I have been wasting a lot of my time, of late. Or am I? My mind feels like an overflowing iron trunk, the sort that is kept atop wardrobes until they begin to feel like a part of it, as if it were its head. Covered in dust and grime, it is strange how we often forget that the contents might actually be quite clean compared to the exterior. Although I remind myself how once, on opening such a box and excitedly reaching out for a rather fancy piece of clothing, to my utter dismay I had watched it crumble to dust at my very touch.
I wish memories worked that way sometimes – the old, faded ones, dimly lit with the light of those faraway eyes which had once seen it unfurl in its magnanimity, now dissolving like a palette of paint – overlapping, confused of their individual realities. But that seldom happens, for I have seen my memories grow stronger, uglier by the day, eventually going on to transform into something radically different. Surprisingly enough, even the momentary specks of fond memories interspersed amid a rather sordid bunch, lose their original flavour or get inevitably morphed into something unpleasant.
I’m scared of happy memories. I’m scared at the way they unwittingly become painful, and how they always seem to be laced with resentment. It is similar to going through photographs of dead people or people to whom you can no longer return.
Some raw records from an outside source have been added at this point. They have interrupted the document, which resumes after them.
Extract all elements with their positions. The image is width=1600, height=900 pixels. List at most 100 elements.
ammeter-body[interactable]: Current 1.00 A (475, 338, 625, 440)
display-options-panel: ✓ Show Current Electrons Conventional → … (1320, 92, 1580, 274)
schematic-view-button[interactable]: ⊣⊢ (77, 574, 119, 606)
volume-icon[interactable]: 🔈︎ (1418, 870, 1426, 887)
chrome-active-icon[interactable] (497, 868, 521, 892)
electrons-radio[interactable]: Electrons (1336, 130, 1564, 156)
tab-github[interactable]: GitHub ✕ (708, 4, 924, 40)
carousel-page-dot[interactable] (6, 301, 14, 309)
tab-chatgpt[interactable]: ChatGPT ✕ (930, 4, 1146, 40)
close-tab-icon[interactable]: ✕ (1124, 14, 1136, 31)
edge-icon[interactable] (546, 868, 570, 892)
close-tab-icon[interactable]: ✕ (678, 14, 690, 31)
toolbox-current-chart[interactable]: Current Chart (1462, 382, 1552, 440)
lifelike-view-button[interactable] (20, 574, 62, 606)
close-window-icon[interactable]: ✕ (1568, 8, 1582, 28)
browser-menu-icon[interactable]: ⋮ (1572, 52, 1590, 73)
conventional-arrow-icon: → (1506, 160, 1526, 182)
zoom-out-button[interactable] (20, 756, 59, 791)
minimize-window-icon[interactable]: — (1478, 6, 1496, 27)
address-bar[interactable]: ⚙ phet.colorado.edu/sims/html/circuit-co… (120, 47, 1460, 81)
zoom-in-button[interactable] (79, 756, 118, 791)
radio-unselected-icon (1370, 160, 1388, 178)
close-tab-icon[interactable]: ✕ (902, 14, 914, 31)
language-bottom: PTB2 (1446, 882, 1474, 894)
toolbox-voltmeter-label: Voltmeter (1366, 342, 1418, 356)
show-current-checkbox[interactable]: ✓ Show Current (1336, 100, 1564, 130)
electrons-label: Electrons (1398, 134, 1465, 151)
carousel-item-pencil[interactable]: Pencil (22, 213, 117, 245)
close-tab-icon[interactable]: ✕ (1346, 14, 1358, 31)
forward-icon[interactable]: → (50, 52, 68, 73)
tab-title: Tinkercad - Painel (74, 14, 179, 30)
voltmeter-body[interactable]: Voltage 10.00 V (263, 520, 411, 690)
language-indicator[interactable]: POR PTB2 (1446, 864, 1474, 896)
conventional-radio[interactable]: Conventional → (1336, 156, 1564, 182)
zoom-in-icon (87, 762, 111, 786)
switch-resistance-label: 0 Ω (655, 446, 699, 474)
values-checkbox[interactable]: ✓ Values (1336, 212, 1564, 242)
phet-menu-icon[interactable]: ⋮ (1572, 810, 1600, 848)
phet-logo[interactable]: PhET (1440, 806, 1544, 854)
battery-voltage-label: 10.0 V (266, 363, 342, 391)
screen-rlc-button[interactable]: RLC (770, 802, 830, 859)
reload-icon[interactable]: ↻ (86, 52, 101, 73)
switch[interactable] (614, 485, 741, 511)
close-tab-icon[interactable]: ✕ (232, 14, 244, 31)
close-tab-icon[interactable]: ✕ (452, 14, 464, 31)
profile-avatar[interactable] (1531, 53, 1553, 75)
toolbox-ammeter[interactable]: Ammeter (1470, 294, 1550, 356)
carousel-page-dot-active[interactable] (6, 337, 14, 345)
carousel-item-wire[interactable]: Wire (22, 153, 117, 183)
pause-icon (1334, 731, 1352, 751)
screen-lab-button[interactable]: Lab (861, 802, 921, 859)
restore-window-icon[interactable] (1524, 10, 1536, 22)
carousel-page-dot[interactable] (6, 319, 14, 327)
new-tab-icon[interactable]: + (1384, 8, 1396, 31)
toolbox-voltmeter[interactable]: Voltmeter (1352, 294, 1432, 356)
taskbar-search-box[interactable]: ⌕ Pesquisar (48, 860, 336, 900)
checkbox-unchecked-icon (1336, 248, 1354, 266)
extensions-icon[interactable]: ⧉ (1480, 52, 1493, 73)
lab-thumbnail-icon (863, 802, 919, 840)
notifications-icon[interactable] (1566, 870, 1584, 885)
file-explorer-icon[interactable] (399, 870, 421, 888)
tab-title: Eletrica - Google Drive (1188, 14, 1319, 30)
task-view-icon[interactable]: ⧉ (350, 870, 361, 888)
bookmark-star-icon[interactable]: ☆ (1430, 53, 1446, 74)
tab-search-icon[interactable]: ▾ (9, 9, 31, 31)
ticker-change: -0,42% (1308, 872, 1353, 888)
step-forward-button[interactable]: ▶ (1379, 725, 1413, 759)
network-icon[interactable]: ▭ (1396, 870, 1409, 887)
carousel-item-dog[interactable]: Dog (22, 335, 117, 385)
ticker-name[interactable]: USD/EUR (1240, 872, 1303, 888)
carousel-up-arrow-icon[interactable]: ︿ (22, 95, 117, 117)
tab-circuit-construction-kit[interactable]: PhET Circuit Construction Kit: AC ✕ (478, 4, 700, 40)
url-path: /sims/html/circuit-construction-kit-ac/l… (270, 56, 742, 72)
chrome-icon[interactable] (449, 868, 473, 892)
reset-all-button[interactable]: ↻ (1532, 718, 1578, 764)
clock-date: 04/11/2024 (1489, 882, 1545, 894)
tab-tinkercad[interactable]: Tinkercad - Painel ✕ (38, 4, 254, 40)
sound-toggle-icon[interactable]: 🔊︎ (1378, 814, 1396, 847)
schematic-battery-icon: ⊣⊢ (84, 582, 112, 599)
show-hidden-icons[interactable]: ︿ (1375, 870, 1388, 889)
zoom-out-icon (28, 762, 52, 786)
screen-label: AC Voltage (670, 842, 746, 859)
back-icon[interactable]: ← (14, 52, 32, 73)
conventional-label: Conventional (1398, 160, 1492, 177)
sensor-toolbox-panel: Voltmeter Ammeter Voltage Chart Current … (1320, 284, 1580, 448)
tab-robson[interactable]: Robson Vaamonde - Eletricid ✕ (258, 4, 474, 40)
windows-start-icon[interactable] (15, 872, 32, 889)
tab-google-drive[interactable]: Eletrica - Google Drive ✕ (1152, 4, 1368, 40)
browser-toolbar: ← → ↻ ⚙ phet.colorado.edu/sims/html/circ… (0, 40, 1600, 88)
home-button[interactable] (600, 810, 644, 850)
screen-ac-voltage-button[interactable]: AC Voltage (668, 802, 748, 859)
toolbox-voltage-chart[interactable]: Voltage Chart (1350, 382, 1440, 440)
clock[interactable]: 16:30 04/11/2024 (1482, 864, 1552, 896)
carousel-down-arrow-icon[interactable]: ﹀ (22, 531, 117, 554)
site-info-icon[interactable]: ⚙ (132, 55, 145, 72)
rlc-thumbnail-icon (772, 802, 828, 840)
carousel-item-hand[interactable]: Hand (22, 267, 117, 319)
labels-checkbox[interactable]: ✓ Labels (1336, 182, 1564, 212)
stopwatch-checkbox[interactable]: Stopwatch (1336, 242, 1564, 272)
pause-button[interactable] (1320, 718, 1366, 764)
Except when you revisit happy memories, you can sometimes feel the lingering smile you shared with them, or the way your heart raced at their touch. But the resentment stays, because even if the people did not leave, they changed. Or the circumstances did.
The thing about the unpleasant memories, now, is that with every passing day they seem to turn more vicious. We see them in a light that is ten or even twenty shades darker than the original picture. Maybe my school days were not that gloomy as they appear now in retrospection. It is true that I did not have many friends and was a wallflower for most part of that phase, but living there, then, it did not strike me as being tedious. I have a tendency of comparing my present with my past, where the past, far from evoking a sense of tender nostalgia, feels like an alien city built on counterfeited smiles.
Have you ever had a song play on loop inside your head with a scramble of unrelated thoughts walking in and out? It feels so utterly messed up that I go from happy to miserable before you can count up to three. I am aware that I dwell excessively inside my head, which often gives rise to warped rants I like to call poetry. They are full of beautiful imageries and verbose syntaxes, and though they might appear a little shifted from reality, they are actually so close to it that the realness seems like an illusion.
Just like that, there are teeming cities of countless emotions dwelling in the core of my very being, its pristine streets waiting anxiously for the footfall of a lunatic, crazy enough to take a casual stroll and know that it is not easy to fall in love with magic, even if it is you who has brewed it in your own cauldron through the vagaries of time.